Careerline Tech Center emergency medical services and nursing students were caring for the Young Adult Service students during a simulated bus crash.
Throughout the week, the EMS students participated in a series of simulations to use the skills they spent the year learning. Earlier in the week, they partnered with Grand Haven Township Fire/Rescue to practice responding to park/beach emergency scenarios and the Olive Township Fire Department for vehicle extrication training.
Although the students have practiced treating each other, the weeklong events put them in a more realistic situation, said Kim Schrader, emergency medical services instructor.
“It gives them an opportunity to really put their best foot forward and use those skills,” Schrader said.
When the buses arrived at the school, Young Adult Services student Andrew Hoehne said he complained of fake chest pains.
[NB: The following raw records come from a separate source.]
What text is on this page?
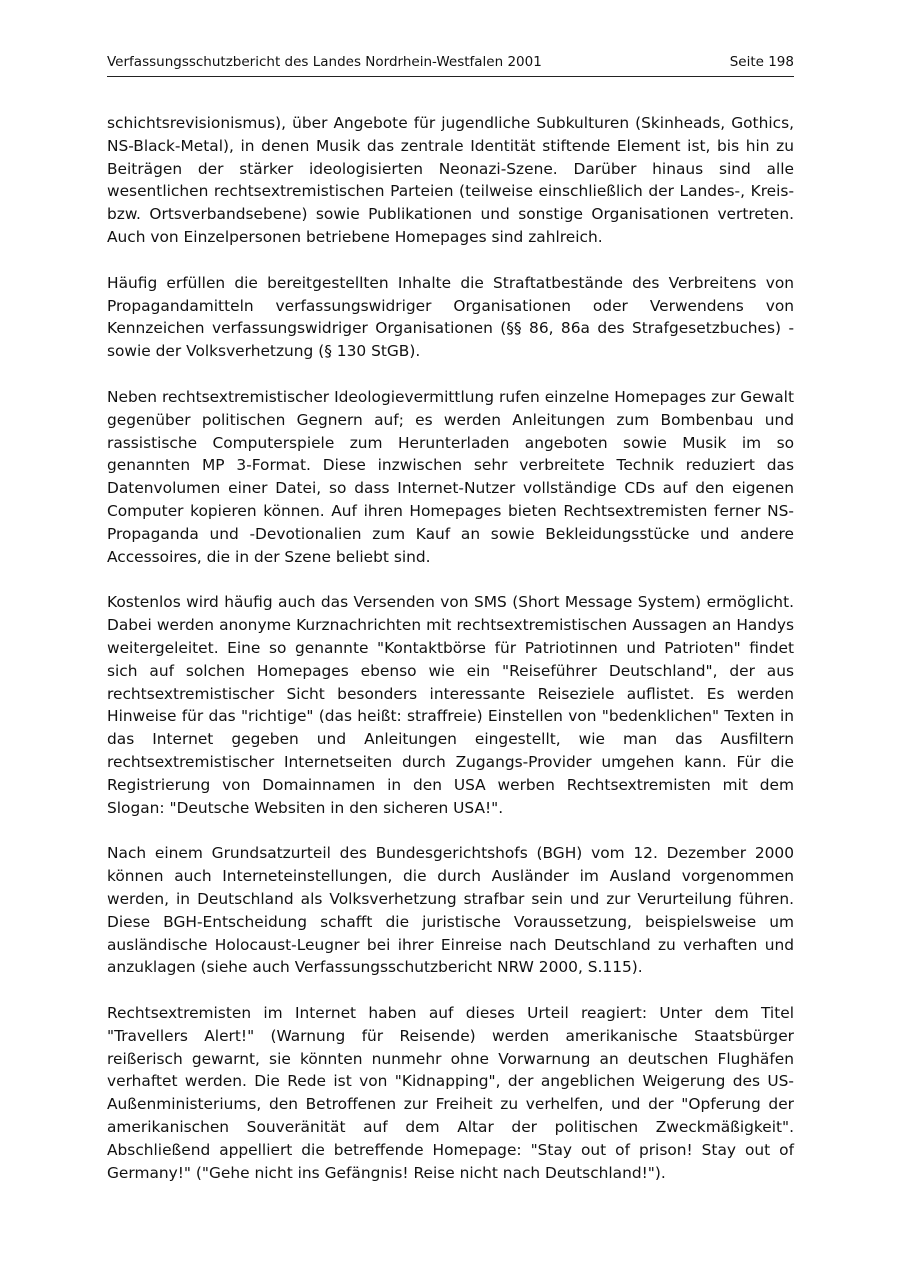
Verfassungsschutzbericht des Landes Nordrhein-Westfalen 2001	Seite 198

schichtsrevisionismus), über Angebote für jugendliche Subkulturen (Skinheads, Gothics, NS-Black-Metal), in denen Musik das zentrale Identität stiftende Element ist, bis hin zu Beiträgen der stärker ideologisierten Neonazi-Szene. Darüber hinaus sind alle wesentlichen rechtsextremistischen Parteien (teilweise einschließlich der Landes-, Kreis- bzw. Ortsverbandsebene) sowie Publikationen und sonstige Organisationen vertreten. Auch von Einzelpersonen betriebene Homepages sind zahlreich.

Häufig erfüllen die bereitgestellten Inhalte die Straftatbestände des Verbreitens von Propagandamitteln verfassungswidriger Organisationen oder Verwendens von Kennzeichen verfassungswidriger Organisationen (§§ 86, 86a des Strafgesetzbuches) - sowie der Volksverhetzung (§ 130 StGB).

Neben rechtsextremistischer Ideologievermittlung rufen einzelne Homepages zur Gewalt gegenüber politischen Gegnern auf; es werden Anleitungen zum Bombenbau und rassistische Computerspiele zum Herunterladen angeboten sowie Musik im so genannten MP 3-Format. Diese inzwischen sehr verbreitete Technik reduziert das Datenvolumen einer Datei, so dass Internet-Nutzer vollständige CDs auf den eigenen Computer kopieren können. Auf ihren Homepages bieten Rechtsextremisten ferner NS-Propaganda und -Devotionalien zum Kauf an sowie Bekleidungsstücke und andere Accessoires, die in der Szene beliebt sind.

Kostenlos wird häufig auch das Versenden von SMS (Short Message System) ermöglicht. Dabei werden anonyme Kurznachrichten mit rechtsextremistischen Aussagen an Handys weitergeleitet. Eine so genannte "Kontaktbörse für Patriotinnen und Patrioten" findet sich auf solchen Homepages ebenso wie ein "Reiseführer Deutschland", der aus rechtsextremistischer Sicht besonders interessante Reiseziele auflistet. Es werden Hinweise für das "richtige" (das heißt: straffreie) Einstellen von "bedenklichen" Texten in das Internet gegeben und Anleitungen eingestellt, wie man das Ausfiltern rechtsextremistischer Internetseiten durch Zugangs-Provider umgehen kann. Für die Registrierung von Domainnamen in den USA werben Rechtsextremisten mit dem Slogan: "Deutsche Websiten in den sicheren USA!".

Nach einem Grundsatzurteil des Bundesgerichtshofs (BGH) vom 12. Dezember 2000 können auch Interneteinstellungen, die durch Ausländer im Ausland vorgenommen werden, in Deutschland als Volksverhetzung strafbar sein und zur Verurteilung führen. Diese BGH-Entscheidung schafft die juristische Voraussetzung, beispielsweise um ausländische Holocaust-Leugner bei ihrer Einreise nach Deutschland zu verhaften und anzuklagen (siehe auch Verfassungsschutzbericht NRW 2000, S.115).

Rechtsextremisten im Internet haben auf dieses Urteil reagiert: Unter dem Titel "Travellers Alert!" (Warnung für Reisende) werden amerikanische Staatsbürger reißerisch gewarnt, sie könnten nunmehr ohne Vorwarnung an deutschen Flughäfen verhaftet werden. Die Rede ist von "Kidnapping", der angeblichen Weigerung des US-Außenministeriums, den Betroffenen zur Freiheit zu verhelfen, und der "Opferung der amerikanischen Souveränität auf dem Altar der politischen Zweckmäßigkeit". Abschließend appelliert die betreffende Homepage: "Stay out of prison! Stay out of Germany!" ("Gehe nicht ins Gefängnis! Reise nicht nach Deutschland!").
Once the students who had more minor fake injuries were transported off the bus, EMS students moved Hoehne onto a backboard and then onto a stretcher.
“It was scary at first, but I did it,” he said.
Hoehne said he previously watched the Sunset City Fire Department in Utah, where his dad was a captain, train. He said he looked forward to the simulated bus crash because it helped give the EMS students experience and training on how to properly treat patients.
Going into the simulation, Richard Harris felt nervous but was soon comforted by EMS students tending to his fake broken ankle. He said it was “fun,” and the EMS students made him feel comfortable.
“They made me feel like I was part of their group,” Harris said.
Cassady Watts, a Young Adult Services teacher, said her class participated in the simulation as a way for her students to learn what happens in emergency situations, and it gives EMS students the chance to work with individuals with disabilities, some of whom are nonverbal.
“It’s really interesting to watch those students attempt to communicate with our students,” she said.
Taking the EMS course is an eye-opening experience to what first responders encounter and situations not always represented in the media, said Noah Locascio, a Spring Lake High School senior. Going into the simulation, Locascio said he felt nervous having students from outside his class play the roles of patients, which was a first for him.
Ian LaFave, a Hudsonville High School senior, said the EMS class is a good way to “get their feet wet” and learn if they want to pursue a career in the field.
At the end of the EMS class, students will be certified in CPR. Depending on their proficiency, they will also be eligible to take the National Registry of Emergency Medical Technicians exam. If they pass, they will earn their basic state EMT license.
Locascio encourages everyone to take at least a basic CPR class.
“It could save someone’s life,” he said.